Mapping the Unseen

An Interrogation of a Landscape

Mapping the Unseen was a temporary, site-specific installation presented in the fall of 2022 at the marker of the former Japanese prison camp that was located in Santa Fe, NM during the period of WWII.

The installation was conceived as a counter-monument, a work that tacitly critiques the original monument. MTU was installed for only 2 hours at dusk. Passers by stopped to discuss the history and some had fragments of information and insughts that elaborated on the history.

The subtitle is “interrogation of a landscape” as a means to describe the mechanism by which much of the true historical reckoning for the “camp” covered over and re-modeled by a private, gated housing development that now covers the location and the ambiguity of geography created by the overlay of a dog park. A plaque on the marker (a large stone) instructs visitors to stand at a specific spot and “look east” to see the former location of the prison camp. The “marker” (not referred to as a “monument”) is situated within the grounds of a popular dog park.

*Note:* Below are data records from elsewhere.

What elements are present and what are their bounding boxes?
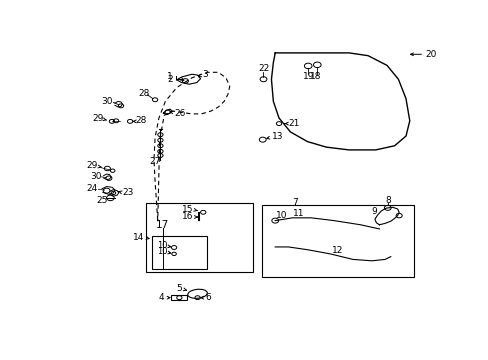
Text: 11: 11: [292, 209, 304, 218]
Text: 16: 16: [182, 212, 193, 221]
Text: 30: 30: [90, 172, 102, 181]
Text: 5: 5: [176, 284, 182, 293]
Text: 21: 21: [288, 118, 299, 127]
Text: 24: 24: [86, 184, 98, 193]
Bar: [146, 203, 252, 272]
Text: 9: 9: [371, 207, 377, 216]
Text: 13: 13: [271, 132, 283, 141]
Text: 29: 29: [86, 161, 98, 170]
Text: 3: 3: [202, 70, 207, 79]
Text: 28: 28: [135, 116, 146, 125]
Text: 10: 10: [157, 241, 167, 250]
Bar: [171, 295, 186, 301]
Text: 25: 25: [96, 196, 107, 205]
Text: 30: 30: [102, 97, 113, 106]
Text: 14: 14: [133, 233, 144, 242]
Text: 15: 15: [182, 205, 193, 214]
Text: 8: 8: [384, 196, 390, 205]
Bar: [262, 205, 413, 278]
Text: 20: 20: [424, 50, 435, 59]
Text: 27: 27: [149, 157, 161, 166]
Text: 10: 10: [276, 211, 287, 220]
Text: 23: 23: [122, 188, 134, 197]
Text: 7: 7: [292, 198, 298, 207]
Text: 12: 12: [331, 246, 343, 255]
Text: 1: 1: [166, 72, 172, 81]
Text: 6: 6: [205, 293, 210, 302]
Text: 2: 2: [166, 75, 172, 84]
Text: 22: 22: [257, 64, 268, 73]
Text: 18: 18: [309, 72, 321, 81]
Text: 17: 17: [156, 220, 169, 230]
Text: 26: 26: [175, 109, 186, 118]
Text: 28: 28: [138, 89, 149, 98]
Bar: [152, 236, 206, 269]
Text: 29: 29: [92, 114, 104, 123]
Text: 10: 10: [157, 247, 167, 256]
Text: 4: 4: [159, 293, 164, 302]
Text: 19: 19: [302, 72, 313, 81]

Looking in the direction suggested by the plaque on the marker presents a serene, pastoral impression that in some ways makes it more haunting in that it contrasts so vividly with the reality of the prison camp and belies the experiences of suffering and injustice that occurred here.

At the same time, it is a place for families, descendents and friends of those who were imprisoned here to reflect and grieve in a quiet, emotionally modulated way. The marker area is separated from the view of the former camp site by a private gravel road.

The concept of MTU was to symbolically restore the obscured view. It developed directly out of the experience of trying to imagine the structures as they existed in the past. The site is filled with contradictions and equivocation. The installation was designed as a way to remove the veneer of equivocation.

Various images are available of parts of the camp, although limited. They were taken by people who worked there and have been preserved by their family members. But the most pertinent image for this project seemed to be the aerial photograph that was taken after the camp was closed, but before the structures had been demolished. It is an image of ghost town. Using a variety of images would have seemed to dilute and obscure the experience in much the same way the new houses obscure the real narrative embedded in the land.